Aditya Rahardian, atau Adit, sudah bangun sejak pukul lima pagi. Ia baru saja selesai lari pagi di sekitar kompleks perumahannya dan kini sedang menikmati kopi hitam tanpa gula di meja makan marmernya.
"Pagi, Mas Adit," sapa Bi Inah, asisten rumah tangga yang sudah bekerja puluhan tahun di keluarga itu, sambil meletakkan piring berisi nasi goreng.
"Pagi, Bi. Mama sudah bangun?"
"Sudah, Mas. Ibu ada di taman belakang, lagi nyiram anggrek."
Adit mengangguk. Ia membawa cangkir kopinya menuju taman belakang. Di sana, di antara deretan anggrek bulan yang bermekaran, ibunya—Bu Rina—tampak segar, jauh berbeda dengan kondisinya semalam.
"Ma," panggil Adit.
Bu Rina menoleh, senyumnya merekah. "Eh, anak bujang Mama udah ganteng aja. Gimana tidurmu? Nyenyak?"

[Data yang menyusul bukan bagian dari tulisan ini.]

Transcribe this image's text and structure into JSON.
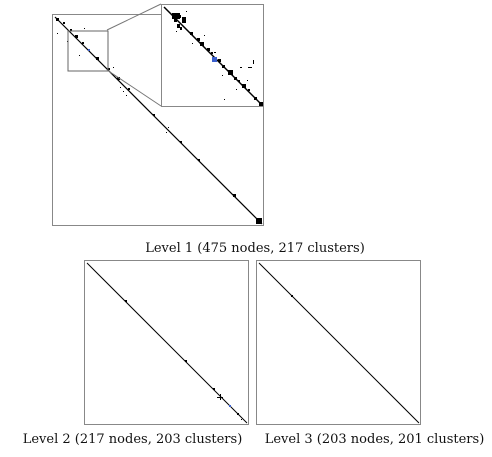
{
  "captions": {
    "level1": "Level 1 (475 nodes, 217 clusters)",
    "level2": "Level 2 (217 nodes, 203 clusters)",
    "level3": "Level 3 (203 nodes, 201 clusters)"
  },
  "colors": {
    "diagonal": "#000000",
    "highlight": "#3a5fcd",
    "frame": "#888888"
  }
}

Adit mencium pipi mamanya. "Harusnya Adit yang tanya Mama. Masih pusing nggak?"
"Udah sehat walafiat, Dit. Berkat pertolongan Allah dan mbak-mbak baik hati semalam." Bu Rina meletakkan selangnya. Ia mengajak Adit duduk di kursi taman.
"Mas, kamu udah hubungi dia?" todong Bu Rina langsung.
Adit menghela napas, menyeruput kopinya. "Belum, Ma. Ini baru jam tujuh pagi. Adit nggak mau ganggu orang pagi-pagi buta. Lagian, Adit ada meeting pagi ini sama klien dari Jepang."
"Ih, kamu ini. Kebiasaan kalau soal kerjaan gercep, giliran urusan kemanusiaan ditunda-tunda," omel Bu Rina. "Pokoknya Mama nggak mau tahu, kamu harus cari dia. Mama mau kasih tanda terima kasih. Dompet Mama isinya nggak seberapa, kartu kredit bisa diblokir, tapi HP Mama itu... di sana banyak foto-foto almarhum Papa kamu yang belum sempat dipindah ke laptop. Kalau bukan karena dia minjemin HP, mungkin Mama masih luntang-lantung di pinggir jalan."
Adit mengangguk, mengerti betapa berharganya kenangan itu bagi mamanya. Ayahnya meninggal dua tahun lalu, dan sejak itu, mamanya memang sering merasa kesepian.
"Iya, Ma. Nanti siang pas jam istirahat Adit telepon. Oke?"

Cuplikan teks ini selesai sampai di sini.